IE 11 is not supported. For an optimal experience visit our site on another browser.

Struggling with allergies on the job

Life can get difficult when allergies bring on itchy eyes, stuffy noses and sneezing episodes. But just when you thought it couldn’t get any worse, your allergies show up at work.
/ Source:

Life can get difficult when allergies bring on itchy eyes, stuffy noses and sneezing episodes. But just when you thought mornings couldn’t get any worse and enjoying the outdoors wasn’t that big of a loss, allergies show up again — at work.

Allergies at work can come from many sources. If you’re allergic to pets, pet dander can attach to the clothing of your pet-owning colleagues and travel to the office.

Copy machines, printers and computers produce allergy-causing dust, while leaks and poor ventilation systems form mold.

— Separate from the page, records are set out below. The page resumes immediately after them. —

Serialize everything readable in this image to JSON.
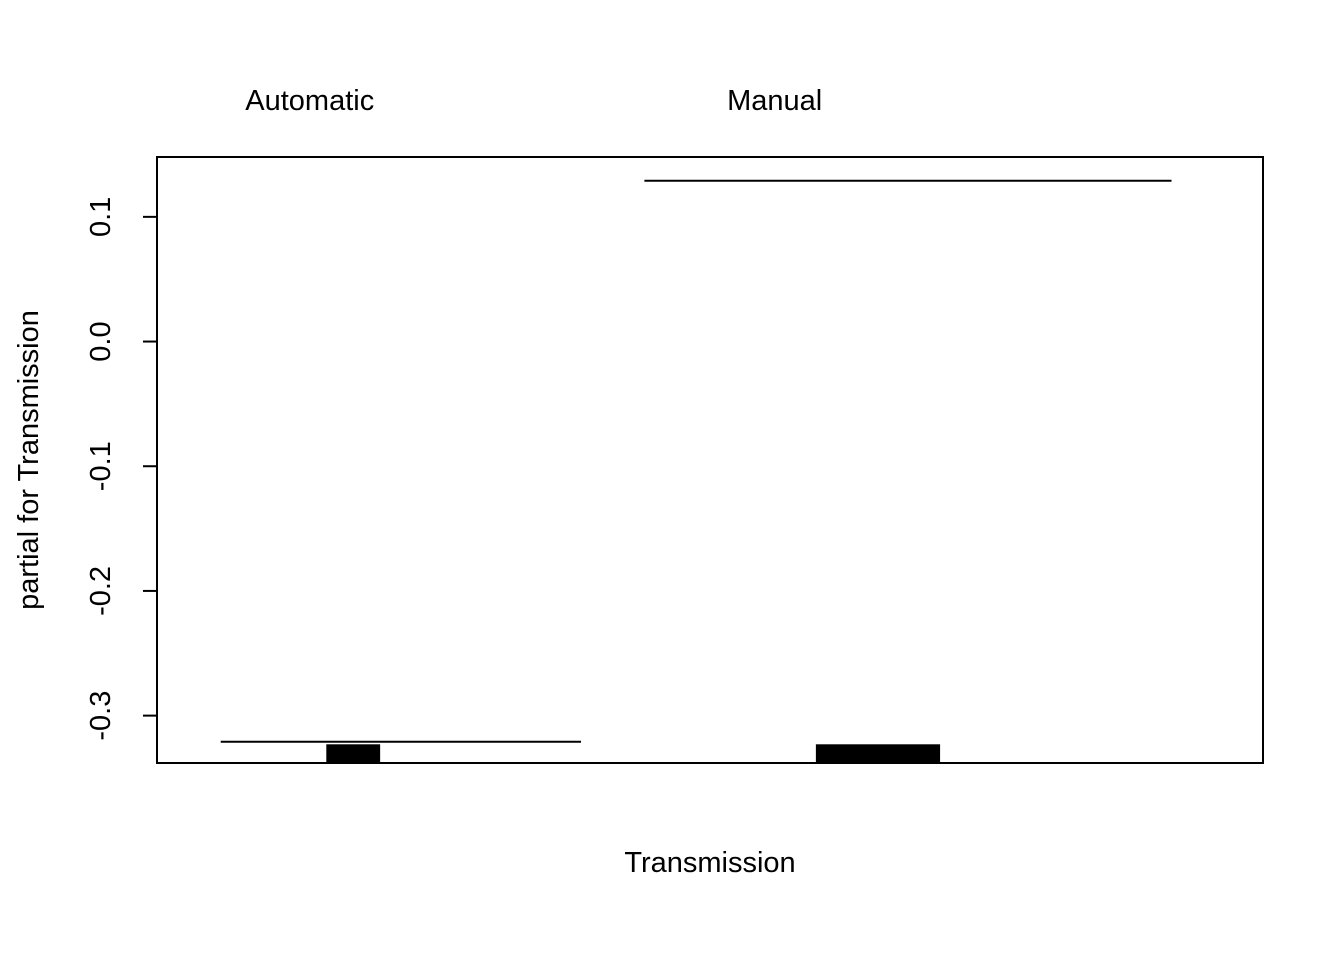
{
  "chart_data": {
    "type": "bar",
    "categories": [
      "Automatic",
      "Manual"
    ],
    "category_weights": [
      0.406,
      0.594
    ],
    "xlabel": "Transmission",
    "ylabel": "partial for Transmission",
    "ylim": [
      -0.338,
      0.148
    ],
    "yticks": [
      {
        "value": -0.3,
        "label": "-0.3"
      },
      {
        "value": -0.2,
        "label": "-0.2"
      },
      {
        "value": -0.1,
        "label": "-0.1"
      },
      {
        "value": 0.0,
        "label": "0.0"
      },
      {
        "value": 0.1,
        "label": "0.1"
      }
    ],
    "fitted_effects": [
      {
        "category": "Automatic",
        "value": -0.321
      },
      {
        "category": "Manual",
        "value": 0.129
      }
    ],
    "rug_bars": [
      {
        "category": "Automatic",
        "value_from": -0.338,
        "value_to": -0.323
      },
      {
        "category": "Manual",
        "value_from": -0.338,
        "value_to": -0.323
      }
    ],
    "colors": {
      "ink": "#000000",
      "background": "#ffffff"
    }
  }
}
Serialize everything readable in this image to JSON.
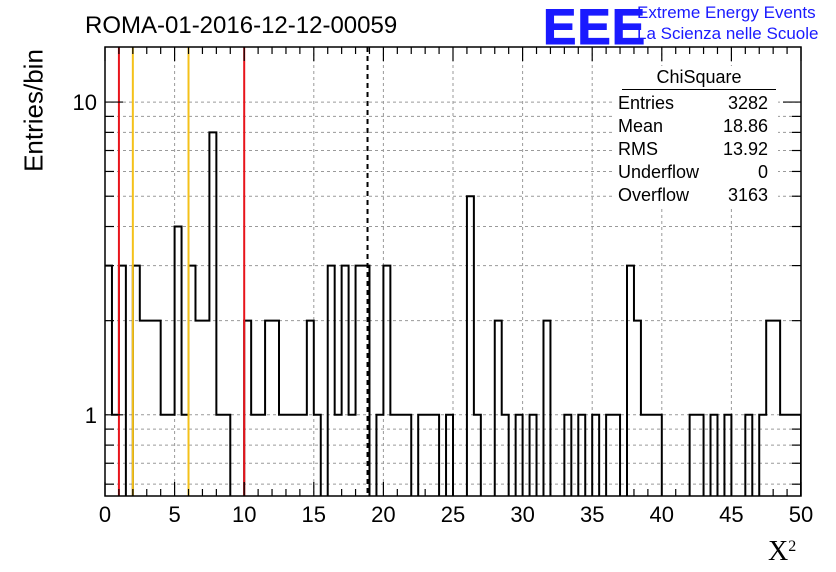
{
  "header": {
    "title": "ROMA-01-2016-12-12-00059",
    "logo": "EEE",
    "logo_line1": "Extreme Energy Events",
    "logo_line2": "La Scienza nelle Scuole"
  },
  "stats": {
    "title": "ChiSquare",
    "rows": [
      {
        "label": "Entries",
        "value": "3282"
      },
      {
        "label": "Mean",
        "value": "18.86"
      },
      {
        "label": "RMS",
        "value": "13.92"
      },
      {
        "label": "Underflow",
        "value": "0"
      },
      {
        "label": "Overflow",
        "value": "3163"
      }
    ]
  },
  "chart_data": {
    "type": "histogram",
    "title": "ROMA-01-2016-12-12-00059",
    "xlabel": "X",
    "xlabel_sup": "2",
    "ylabel": "Entries/bin",
    "xlim": [
      0,
      50
    ],
    "ylim": [
      0.55,
      15
    ],
    "yscale": "log",
    "grid": true,
    "bin_width": 0.5,
    "x_ticks": [
      0,
      5,
      10,
      15,
      20,
      25,
      30,
      35,
      40,
      45,
      50
    ],
    "y_ticks": [
      1,
      10
    ],
    "counts": [
      3,
      1,
      3,
      0,
      3,
      2,
      2,
      2,
      1,
      1,
      4,
      1,
      3,
      2,
      2,
      8,
      1,
      1,
      0,
      0,
      2,
      1,
      1,
      2,
      2,
      1,
      1,
      1,
      1,
      2,
      1,
      0,
      3,
      1,
      3,
      1,
      3,
      3,
      0,
      1,
      3,
      1,
      1,
      1,
      0,
      1,
      1,
      1,
      0,
      1,
      0,
      0,
      5,
      1,
      0,
      0,
      2,
      1,
      0,
      1,
      0,
      1,
      0,
      2,
      0,
      0,
      1,
      0,
      1,
      0,
      1,
      0,
      1,
      1,
      0,
      3,
      2,
      1,
      1,
      1,
      0,
      0,
      0,
      0,
      1,
      1,
      0,
      1,
      0,
      1,
      0,
      0,
      1,
      0,
      1,
      2,
      2,
      1,
      1,
      1
    ],
    "vertical_lines": [
      {
        "x": 1,
        "color": "#e8141b",
        "style": "solid"
      },
      {
        "x": 2,
        "color": "#f4c11a",
        "style": "solid"
      },
      {
        "x": 6,
        "color": "#f4c11a",
        "style": "solid"
      },
      {
        "x": 10,
        "color": "#e8141b",
        "style": "solid"
      },
      {
        "x": 18.86,
        "color": "#000000",
        "style": "dashed"
      }
    ]
  }
}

And of course, symptoms from ordinary seasonal allergies don’t stop during working hours.

According to the American Academy of Allergy, Asthma and Immunology, about 50 million Americans suffer from allergies, the sixth leading cause of chronic disease.

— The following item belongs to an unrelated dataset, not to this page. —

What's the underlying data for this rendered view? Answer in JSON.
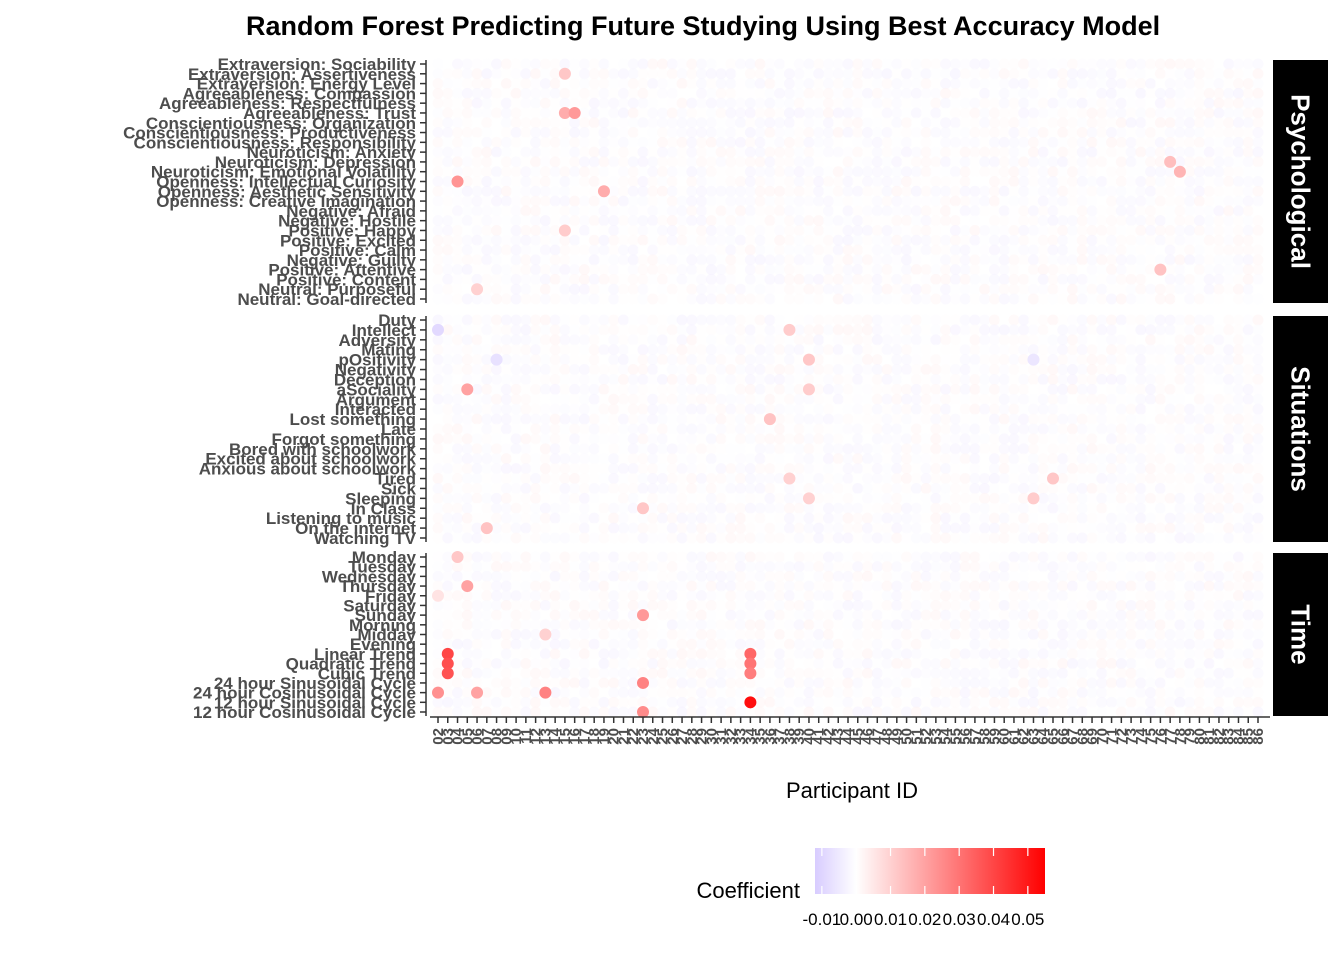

Allergies not only cost the health care system about $18 billion a year, but reports indicate that allergies cause a decrease in productivity in the workplace. The Allergy Report by the AAAAI reveals that approximately 4 million days each year are lost at work and school because of allergies.

Help is on the way
For many allergy sufferers, help may be on the way as employers begin paying more attention to employee allergies. While negative effects on productivity are catching the attention of many companies, a rise in mold lawsuits across the United States is also persuading some employers to make a committed effort to prevent and treat allergy problems in the workplace.

Even though not all allergies are related to the work building, an employer is still responsible for them, says Chris Schneider, president of 1Source Safety and Health, Inc., a health management and consulting company that works mainly with office settings, homes, schools and health care facilities.

In Rochester, N.Y., Kodak has taken its own steps to help employees deal with allergies. Located in the northeastern United States, the Rochester community deals with huge amounts of ragweed allergies. To minimize symptoms, Kodak has a network of self-care centers on its campus that provides information and safe medications for employees to use on the job. The company also carefully identifies every chemical used in the workplace, says Kodak Medical Director Dr. Andrew Vaughn. When someone does have a problem, steps are taken to quickly spot and fix the problem, says Vaughn.

Prevention is cheaper
If employees notice that allergy symptoms only exist or worsen during work, they should see an allergist to confirm and identify the specific type of allergy. Safety consultants can then conduct tests to identify the source and cause, says Schneider, whose company also provides general sampling surveys that identify allergens.

However, companies can take a more efficient step by preventing allergies before they cause problems. The AAAAI’s Allergy Report encourages businesses to focus on allergy prevention if the following situations arise:

  • Incidences of allergic reactions increase.
  • Costs associated with allergies increase.
  • Morbidity associated with allergic diseases increase.

The health care and auto body industries are both professions that have initiated solutions. For many health care workers who faced latex allergies, hospitals resolved the problem by eliminating latex in their facilities.

Painters in auto-body shops, who are at high risk of allergic reactions, are also receiving better protection, says Dr. William Beckett, professor of medicine and environmental medicine at the University of Rochester.

Regular cleaning and building maintenance can reduce dust mites or other substances carried in by employees. Maintaining a high quality of indoor air may not only decrease allergy symptoms, but lower the risks of other respiratory diseases such as asthma.

Staying awake--safely
Medication can be a great source for help in dealing with allergies, but employees should be cautious about which ones they take while working. Employees who take over-the-counter or doctor-prescribed medications for their allergies should always use non-drowsy formulas. Staying awake at work not only helps employees keep their jobs, but also prevents any physical hazards to themselves or co-workers.

According to Vaughn, Kodak selectively provides allergy shots for qualified employees. In addition, the company’s self-care centers supply safe, non-drowsy medications for employees to take while on the job.

Semiconductor manufacturer Intel has also taken steps to ensure employee safety.

“We are working closely with the appropriate internal folks to ensure that the right prescription choices are offered,” says Intel corporate affairs manager Gail Dundas.

Allergies at work can cause problems for both employees and employers by impacting productivity and hurting the bottom line, not to mention creating uncomfortable job situations. Working together to prevent allergies will save time and money, experts say, and ultimately, help clear up those itchy eyes and stuffy noses.